MUSÉE 29 – EVOLUTION

Evolution explores the concepts of progress, transformation, growth, and advancement in an age when images are taking a dramatic shift in the role they play in our lives.

Film Review: The Death of Stalin

Film Review: The Death of Stalin

© The Death of Stalin

© The Death of Stalin

Directed by: Armando Iannucci

Review by: Belle McIntyre

This sharply satirical political comedy is wickedly funny which should not be surprising since it has been written and directed by the creator of the HBO series “VEEP” and the Iraq war send up “In the Loop.” Iannucci uses deft strokes to create caricatures of known entities which feel close enough to reality for the farcical take on the political shenanigans to really hit home. The time is 1953 and the reign of terror under Stalin’s rule has rendered the whole of Russia into a population of fearful paranoiacs who are constantly looking over their shoulders, trusting no one, and turning on colleagues and family members for fear of recrimination for any random activities.

The opening scene is in a beautiful concert hall where an audience is listening the conclusion of a Mozart symphony. In the sound room backstage a call comes in from Stalin who has been listening to it on the radio and wants a CD of same. The fact that it has not been recorded and it is Stalin who wants it throws Comrade Andryev (Paddy Considine) into a terrified panic. Rather than tell Stalin no as he fears for his safety, he races onstage to try to get the audience to stay while the concert is replayed for the recording. Much slapstick hilarity ensues including forcing an aging conductor out of bed to stand in for the collapsed conductor, bribing the soloist to replay the piano part, and dragging peasants in from the streets to fill up the audience.

The weekly hit lists handed down are received matter-of-factly by the chain of command who dutifully divide them up and goes out to round up the unsuspecting citizens using the roughest, most brutal tactics, and then delivers them to the gleefully sadistic Lavrently Beria (Simon Russell Beale), head of the secret police. Your possibilities with Beria run the gamut of torture-induced confessions or betrayals, banishment to Siberian work camps, or death.

When Kruschev (Steve Buscemi) walks into Stalin’s office and finds him collapsed on the floor barely alive, he is overcome with confusing reactions, fear, relief, hope and cunning, as he sees previously unimagined opportunities. The uncertainty created by the potential power vacuum brings out the unleashed demented behavior of the members of Stalins inner circle, the Central Committee, as they jockey for position, scheme and plot against one another. The ensuing power struggle allows for all of the worst elements of these all-too-human characters  corrupted by absolute power, ambition and amorality starting at the top and infecting everyone that it touches as it trickles down. When the source of their power and relative security is gone they reveal their weaknesses and vanities, ambitions and absurdities in pointedly drawn portraits of terrible powerful men as incompetent clowns.

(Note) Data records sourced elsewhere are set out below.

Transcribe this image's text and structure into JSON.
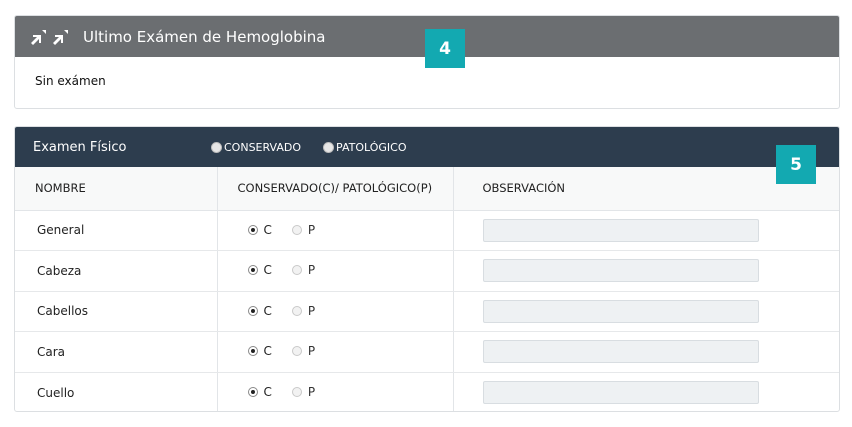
{
  "panel_hemoglobina": {
    "title": "Ultimo Exámen de Hemoglobina",
    "body_text": "Sin exámen",
    "badge": "4",
    "icons": [
      "compress-icon",
      "compress-icon"
    ]
  },
  "panel_examen": {
    "title": "Examen Físico",
    "options": [
      "CONSERVADO",
      "PATOLÓGICO"
    ],
    "badge": "5",
    "columns": [
      "NOMBRE",
      "CONSERVADO(C)/ PATOLÓGICO(P)",
      "OBSERVACIÓN"
    ],
    "choice_labels": {
      "c": "C",
      "p": "P"
    },
    "rows": [
      {
        "name": "General",
        "selected": "C",
        "observacion": ""
      },
      {
        "name": "Cabeza",
        "selected": "C",
        "observacion": ""
      },
      {
        "name": "Cabellos",
        "selected": "C",
        "observacion": ""
      },
      {
        "name": "Cara",
        "selected": "C",
        "observacion": ""
      },
      {
        "name": "Cuello",
        "selected": "C",
        "observacion": ""
      }
    ]
  },
  "colors": {
    "panel1_header": "#6b6e71",
    "panel2_header": "#2d3d4e",
    "badge": "#13a9b1"
  }
}
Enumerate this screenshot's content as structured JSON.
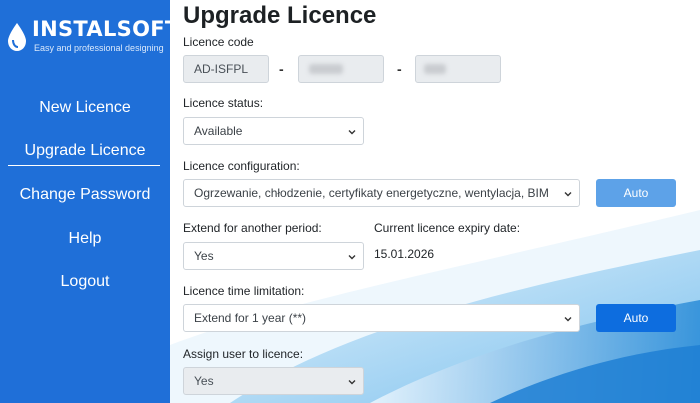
{
  "logo": {
    "title": "INSTALSOFT",
    "subtitle": "Easy and professional designing"
  },
  "sidebar": {
    "items": [
      {
        "label": "New Licence"
      },
      {
        "label": "Upgrade Licence"
      },
      {
        "label": "Change Password"
      },
      {
        "label": "Help"
      },
      {
        "label": "Logout"
      }
    ]
  },
  "page": {
    "title": "Upgrade Licence"
  },
  "licence_code": {
    "label": "Licence code",
    "part1": "AD-ISFPL",
    "separator": "-"
  },
  "licence_status": {
    "label": "Licence status:",
    "value": "Available"
  },
  "licence_configuration": {
    "label": "Licence configuration:",
    "value": "Ogrzewanie, chłodzenie, certyfikaty energetyczne, wentylacja, BIM",
    "button": "Auto"
  },
  "extend": {
    "label": "Extend for another period:",
    "value": "Yes"
  },
  "expiry": {
    "label": "Current licence expiry date:",
    "value": "15.01.2026"
  },
  "time_limitation": {
    "label": "Licence time limitation:",
    "value": "Extend for 1 year (**)",
    "button": "Auto"
  },
  "assign_user": {
    "label": "Assign user to licence:",
    "value": "Yes"
  },
  "colors": {
    "sidebar": "#1f6fd8",
    "button_light": "#5da2e8",
    "button_dark": "#0d6ddf"
  }
}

If this does not sound like your idea of funny, let me assure you that it is. Sometimes the salve for awful truths is laughter. Think Mel Brook’s Springtime for Hitler. Iannucci moves the action along with a brisk clip and it is deeply farcical. The cast is uniformly accomplished and the characters are hugely satirical. Steve Buscemi’s Kruschev is actually fairly nuanced in ways that the morose Georgy Malenkov (Jeffrey Tambor) and Vyacheslave Molotov (Michael Palin) are not, which actually works. Malenkov’s  vanity and lack of self awareness are hysterical as is that of the ferociously militant Field Marshall Georgy Zhukov (Jason Isaacs). The drunken, deadbeat and unhinged son of Stalin, Vasily is played by a ranting Rupert Friend to a fare thee well, aided by his overprotective, but equally clueless, wigged-out sister Svetlana (Andrea Reisborough). Sets and costumes are all very authentic looking and the production is polished and handsome. It is meant to be a comedy and it totally succeeds. I thought it was great.